Complications Arising from Cat Neutering:

  • An adverse reaction could follow the administration of anesthesia. Pre-operative tests are advisable to determine how well the pet would be able to handle anesthesia.
  • Gibs tend to be obese. The reasons for this could be altered feeding behavior, reduced metabolism, and increased inactivity.
  • They’re more likely to develop osteosarcoma, hemangiosarcoma and urinary tract cancer than unneutered cats.
  • Neutered cats tend to develop hormone-responsive hair loss.
  • They’re also more likely to suffer from adverse reactions to vaccinations, though the incidence isn’t high.
  • Gibs are 4 times more likely to develop prostate cancer.
  • They’re more susceptible to urinary diseases caused by stones or a plug in the urethra, and urethral blockage.
  • Neutered cats are at increased risk to develop problems associated with lower urinary tract disease.
  • They may experience personality changes and most cats lose their libido.
  • There’s risk of internal bleeding especially in cases of overactive cats. If your pet shows symptoms such as a distended abdomen, weakness, pale gums, depression and anorexia you should seek vet care immediately as this is an emergency.
  • A post-operative infection can occur internally or around the incision wound. If there’s discharge, swelling, redness or if the incision is open, prompt medical care is vital as this is an emergency situation.
  • There could be self induced trauma caused by the cat’s frequent licking of the incision.

Pre-Surgical Care

Blood tests should be carried out to check for anemia, kidney function, liver function, blood sugar and infection. The vet should also be informed of known allergies exhibited by pets and intolerance to any medication.
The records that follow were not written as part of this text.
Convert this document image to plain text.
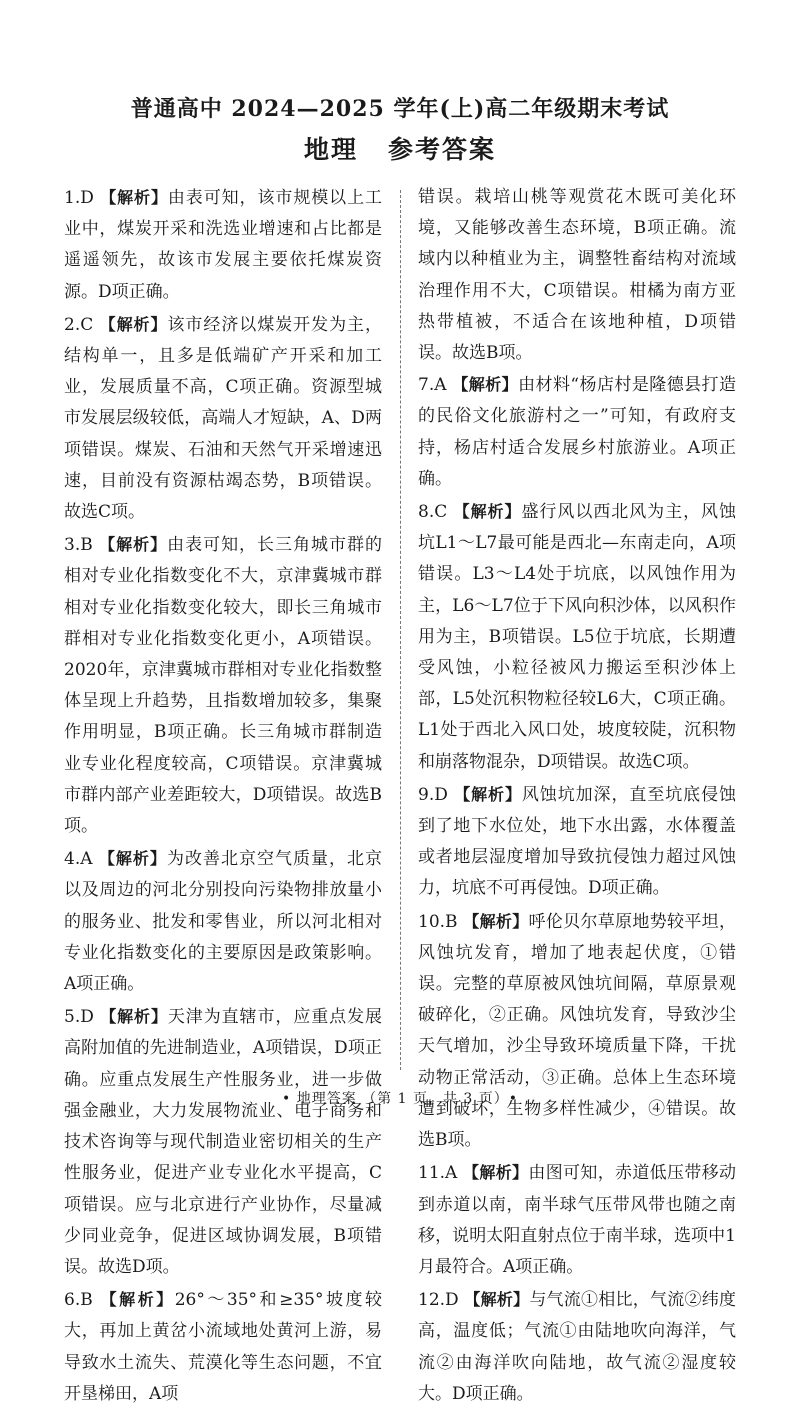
普通高中 2024—2025 学年(上)高二年级期末考试
地理 参考答案

1.D 【解析】由表可知，该市规模以上工业中，煤炭开采和洗选业增速和占比都是遥遥领先，故该市发展主要依托煤炭资源。D项正确。

2.C 【解析】该市经济以煤炭开发为主，结构单一，且多是低端矿产开采和加工业，发展质量不高，C项正确。资源型城市发展层级较低，高端人才短缺，A、D两项错误。煤炭、石油和天然气开采增速迅速，目前没有资源枯竭态势，B项错误。故选C项。

3.B 【解析】由表可知，长三角城市群的相对专业化指数变化不大，京津冀城市群相对专业化指数变化较大，即长三角城市群相对专业化指数变化更小，A项错误。2020年，京津冀城市群相对专业化指数整体呈现上升趋势，且指数增加较多，集聚作用明显，B项正确。长三角城市群制造业专业化程度较高，C项错误。京津冀城市群内部产业差距较大，D项错误。故选B项。

4.A 【解析】为改善北京空气质量，北京以及周边的河北分别投向污染物排放量小的服务业、批发和零售业，所以河北相对专业化指数变化的主要原因是政策影响。A项正确。

5.D 【解析】天津为直辖市，应重点发展高附加值的先进制造业，A项错误，D项正确。应重点发展生产性服务业，进一步做强金融业，大力发展物流业、电子商务和技术咨询等与现代制造业密切相关的生产性服务业，促进产业专业化水平提高，C项错误。应与北京进行产业协作，尽量减少同业竞争，促进区域协调发展，B项错误。故选D项。

6.B 【解析】26°～35°和≥35°坡度较大，再加上黄岔小流域地处黄河上游，易导致水土流失、荒漠化等生态问题，不宜开垦梯田，A项

错误。栽培山桃等观赏花木既可美化环境，又能够改善生态环境，B项正确。流域内以种植业为主，调整牲畜结构对流域治理作用不大，C项错误。柑橘为南方亚热带植被，不适合在该地种植，D项错误。故选B项。

7.A 【解析】由材料“杨店村是隆德县打造的民俗文化旅游村之一”可知，有政府支持，杨店村适合发展乡村旅游业。A项正确。

8.C 【解析】盛行风以西北风为主，风蚀坑L1～L7最可能是西北—东南走向，A项错误。L3～L4处于坑底，以风蚀作用为主，L6～L7位于下风向积沙体，以风积作用为主，B项错误。L5位于坑底，长期遭受风蚀，小粒径被风力搬运至积沙体上部，L5处沉积物粒径较L6大，C项正确。L1处于西北入风口处，坡度较陡，沉积物和崩落物混杂，D项错误。故选C项。

9.D 【解析】风蚀坑加深，直至坑底侵蚀到了地下水位处，地下水出露，水体覆盖或者地层湿度增加导致抗侵蚀力超过风蚀力，坑底不可再侵蚀。D项正确。

10.B 【解析】呼伦贝尔草原地势较平坦，风蚀坑发育，增加了地表起伏度，①错误。完整的草原被风蚀坑间隔，草原景观破碎化，②正确。风蚀坑发育，导致沙尘天气增加，沙尘导致环境质量下降，干扰动物正常活动，③正确。总体上生态环境遭到破坏，生物多样性减少，④错误。故选B项。

11.A 【解析】由图可知，赤道低压带移动到赤道以南，南半球气压带风带也随之南移，说明太阳直射点位于南半球，选项中1月最符合。A项正确。

12.D 【解析】与气流①相比，气流②纬度高，温度低；气流①由陆地吹向海洋，气流②由海洋吹向陆地，故气流②湿度较大。D项正确。

• 地理答案 （第 1 页，共 3 页）•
After surgery, the gib should be kept calm and preferably indoors for a week after the operation. He should also be walked on a leash. The surgical site must be examined daily and he shouldn’t be bathed for a week. It’s important to prevent the pet from licking the incision wound. Vet advice regarding post-surgical care should be followed and any prescribed pain medication should be administered on time.